Mariângela Simão, WHO assistant director-general for access to medicines, vaccines, and pharmaceuticals, said in a stattement, "Our other goal is to signal to countries and developers that the tests in the list must be of good quality, safe, and affordable."

For each category of test, the Essential Diagnostics List specifies the type of test and intended use, format, and whether it is appropriate for primary health care or for health facilities with laboratories. The list also provides links to WHO guidelines or publications and, when available, to prequalified products.

Similar to the WHO Essential Medicines List, which has been in use for four decades, the Essential Diagnostics List is intended to serve as a reference for countries to update or develop their own list of essential diagnostics, the WHO said, adding that to benefit patients, national governments will need to ensure appropriate and quality-assured supplies, training of health care workers, and safe use. Further, the WHO noted that it will provide support to countries as they adapt the list to the local context.
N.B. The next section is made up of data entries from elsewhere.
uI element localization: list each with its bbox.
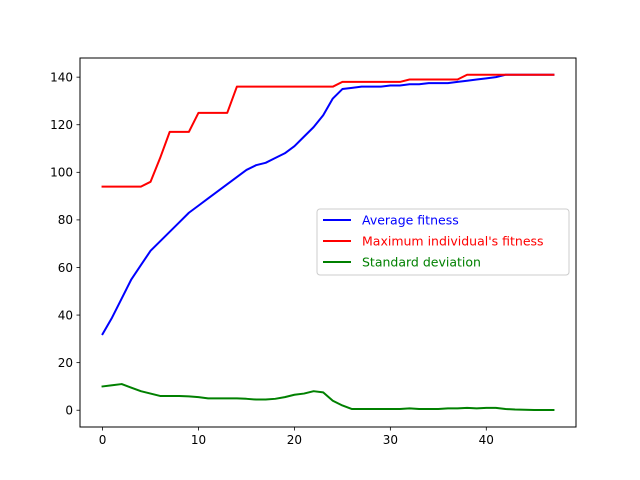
series-line-1 xyxy=(101,73,555,188)
y-tick-label: 100 xyxy=(50,166,73,180)
x-tick-label: 0 xyxy=(99,433,107,447)
x-tick-label: 10 xyxy=(191,433,206,447)
legend-label-standard-deviation: Standard deviation xyxy=(362,255,481,270)
x-tick-label: 20 xyxy=(287,433,302,447)
legend-label-maximum-fitness: Maximum individual's fitness xyxy=(362,234,544,249)
y-tick-label: 40 xyxy=(58,308,73,322)
series-line-2 xyxy=(101,383,555,411)
y-tick-label: 140 xyxy=(50,70,73,84)
x-tick-label: 40 xyxy=(479,433,494,447)
series-layer xyxy=(101,73,555,411)
y-tick-label: 80 xyxy=(58,213,73,227)
legend: Average fitness Maximum individual's fit… xyxy=(316,208,570,276)
plot-frame xyxy=(79,57,577,428)
y-tick-label: 60 xyxy=(58,261,73,275)
legend-label-average-fitness: Average fitness xyxy=(362,213,459,228)
x-axis: 0 10 20 30 40 xyxy=(99,427,494,447)
series-line-0 xyxy=(101,73,555,336)
x-tick-label: 30 xyxy=(383,433,398,447)
y-tick-label: 120 xyxy=(50,118,73,132)
y-tick-label: 0 xyxy=(65,404,73,418)
legend-box xyxy=(316,208,570,276)
y-tick-label: 20 xyxy=(58,356,73,370)
y-axis: 0 20 40 60 80 100 120 140 xyxy=(50,70,80,418)
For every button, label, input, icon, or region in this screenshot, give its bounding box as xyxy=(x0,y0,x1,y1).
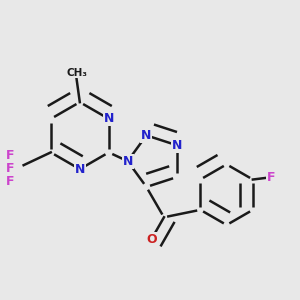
Text: CH₃: CH₃ xyxy=(66,68,87,78)
Text: F: F xyxy=(6,149,14,162)
Text: O: O xyxy=(146,233,157,246)
Text: N: N xyxy=(172,139,182,152)
Text: F: F xyxy=(6,175,14,188)
Text: F: F xyxy=(267,171,275,184)
Text: N: N xyxy=(75,163,85,176)
Text: F: F xyxy=(6,162,14,175)
Text: N: N xyxy=(122,155,133,168)
Text: N: N xyxy=(103,112,114,125)
Text: N: N xyxy=(141,129,152,142)
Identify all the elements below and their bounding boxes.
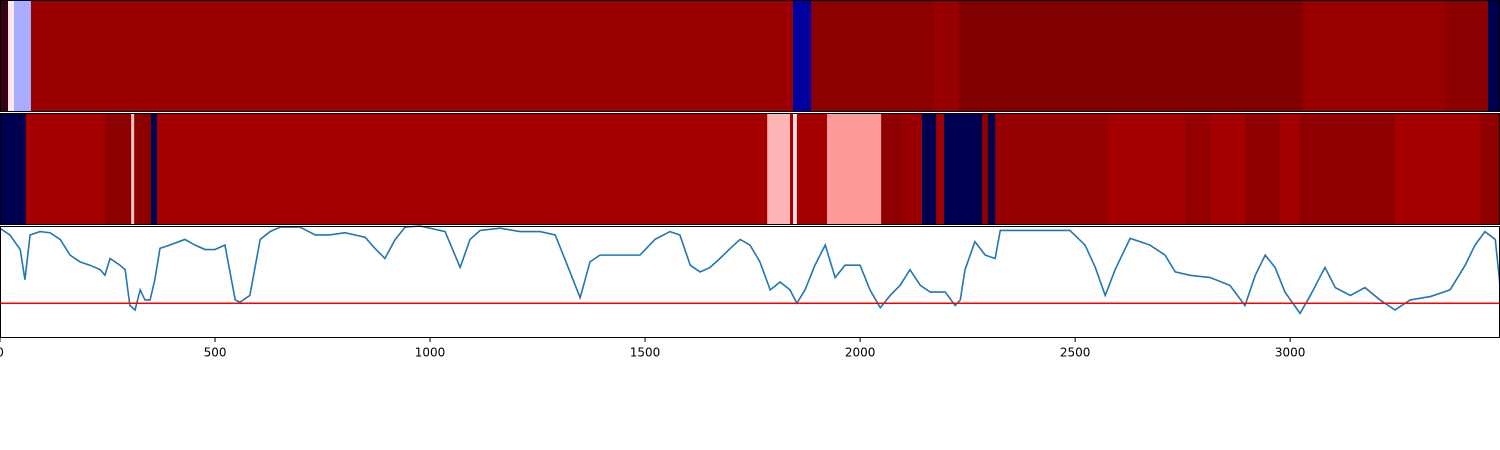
strip-segment <box>134 113 152 225</box>
strip-segment <box>796 113 828 225</box>
strip-segment <box>826 113 882 225</box>
strip-segment <box>1303 0 1446 112</box>
strip-segment <box>1395 113 1481 225</box>
strip-segment <box>936 113 945 225</box>
strip-segment <box>1211 113 1246 225</box>
line <box>0 225 1500 315</box>
x-tick-label: 2500 <box>1060 346 1091 360</box>
strip-segment <box>0 113 27 225</box>
strip-segment <box>881 113 901 225</box>
strip-segment <box>1444 0 1489 112</box>
x-tick-label: 1500 <box>630 346 661 360</box>
strip-segment <box>0 0 9 112</box>
strip-segment <box>789 113 794 225</box>
strip-segment <box>900 113 923 225</box>
strip-segment <box>995 113 1109 225</box>
strip-segment <box>793 0 812 112</box>
x-tick-label: 0 <box>0 346 4 360</box>
strip-segment <box>988 113 996 225</box>
strip-segment <box>943 113 983 225</box>
strip-segment <box>1244 113 1281 225</box>
strip-segment <box>1280 113 1301 225</box>
strip-segment <box>959 0 1304 112</box>
strip-segment <box>767 113 791 225</box>
strip-segment <box>1480 113 1500 225</box>
strip-segment <box>1185 113 1212 225</box>
strip-segment <box>7 0 15 112</box>
x-tick-label: 500 <box>204 346 227 360</box>
strip-segment <box>150 113 158 225</box>
strip-segment <box>156 113 768 225</box>
strip-segment <box>25 113 106 225</box>
strip-segment <box>811 0 935 112</box>
strip-segment <box>131 113 135 225</box>
strip-segment <box>1487 0 1500 112</box>
strip-segment <box>982 113 989 225</box>
strip-segment <box>30 0 794 112</box>
x-tick-label: 2000 <box>845 346 876 360</box>
strip-segment <box>922 113 937 225</box>
x-tick-label: 3000 <box>1275 346 1306 360</box>
strip-segment <box>1300 113 1396 225</box>
x-tick-label: 1000 <box>415 346 446 360</box>
strip-segment <box>104 113 132 225</box>
plot-background <box>0 226 1500 338</box>
strip-segment <box>14 0 32 112</box>
strip-segment <box>934 0 960 112</box>
strip-segment <box>1108 113 1186 225</box>
strip-segment <box>793 113 798 225</box>
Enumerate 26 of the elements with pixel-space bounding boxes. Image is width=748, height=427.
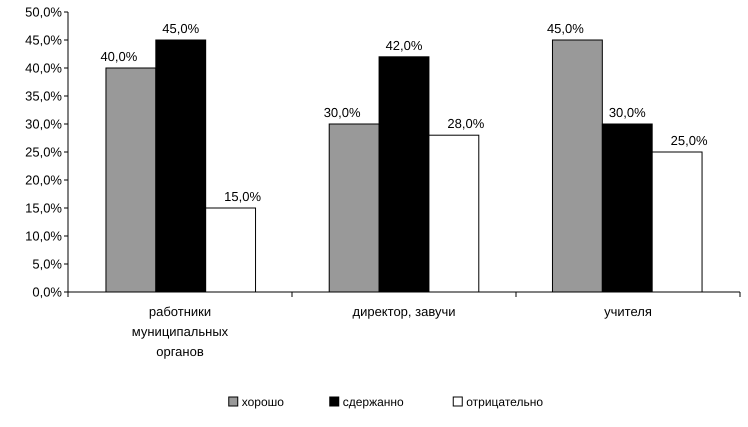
data-label: 45,0% <box>162 21 200 36</box>
legend-label: сдержанно <box>342 395 404 410</box>
y-tick-label: 15,0% <box>25 200 62 216</box>
y-tick-label: 10,0% <box>25 228 62 244</box>
y-tick-label: 45,0% <box>25 32 62 48</box>
data-label: 30,0% <box>608 105 646 120</box>
data-label: 45,0% <box>546 21 584 36</box>
data-label: 40,0% <box>100 49 138 64</box>
data-label: 25,0% <box>670 133 708 148</box>
data-label: 28,0% <box>447 116 485 132</box>
y-tick-label: 40,0% <box>25 60 62 76</box>
y-tick-label: 25,0% <box>25 144 62 160</box>
legend-label: отрицательно <box>466 395 544 410</box>
data-label: 15,0% <box>224 189 262 204</box>
x-tick-label: директор, завучи <box>352 304 456 319</box>
y-tick-label: 35,0% <box>25 88 62 104</box>
y-tick-label: 0,0% <box>32 284 62 300</box>
data-label: 30,0% <box>324 105 362 120</box>
x-tick-label: учителя <box>604 304 652 319</box>
x-tick-label: работники муниципальных органов <box>132 304 229 359</box>
legend-label: хорошо <box>242 395 284 410</box>
y-tick-label: 50,0% <box>25 4 62 20</box>
y-tick-label: 30,0% <box>25 116 62 132</box>
y-tick-label: 20,0% <box>25 172 62 188</box>
y-tick-label: 5,0% <box>32 256 62 272</box>
data-label: 42,0% <box>386 38 423 53</box>
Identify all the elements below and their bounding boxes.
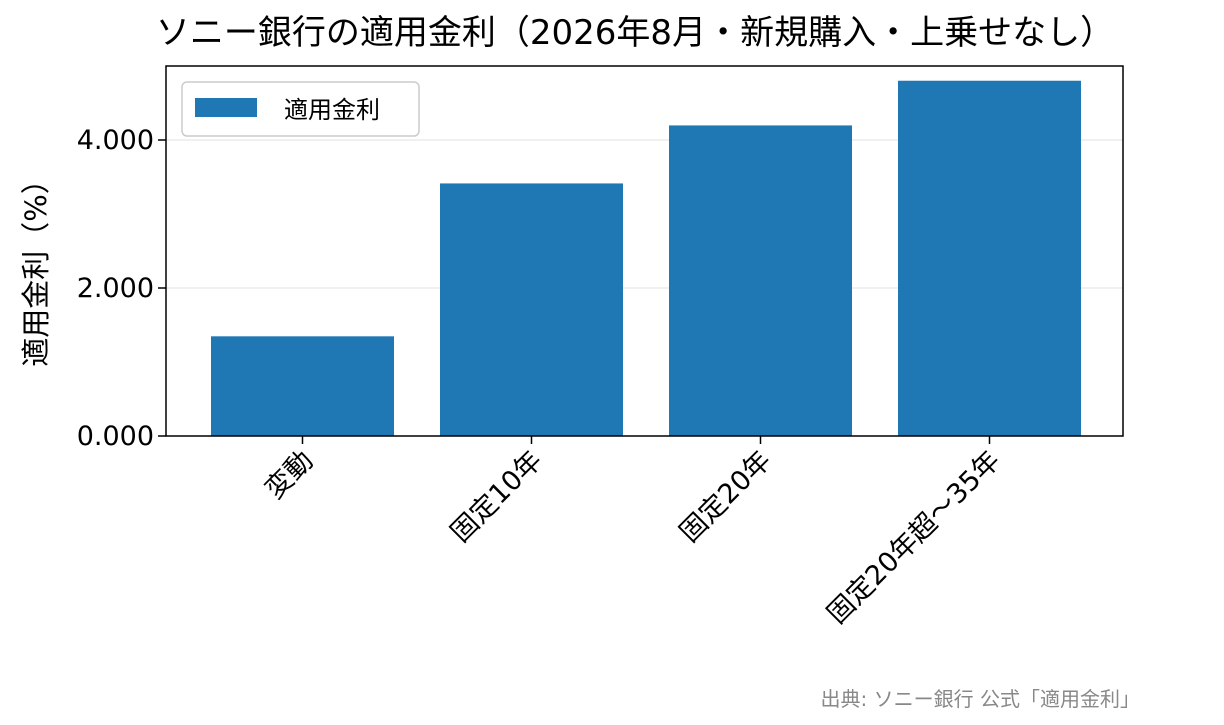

The Essential Diagnostics List was developed following an extensive consultation within WHO and externally. The draft list was then considered for review by WHO’s Strategic Advisory Group of Experts on In-Vitro Diagnostics — a group of 19 experts with global representation.

The WHO said it will update the Essential Diagnostics List on a regular basis. The list will expand significantly over the next few years, as it incorporates other important areas including antimicrobial resistance, emerging pathogens, neglected tropical diseases, and additional non-communicable diseases, the WHO noted.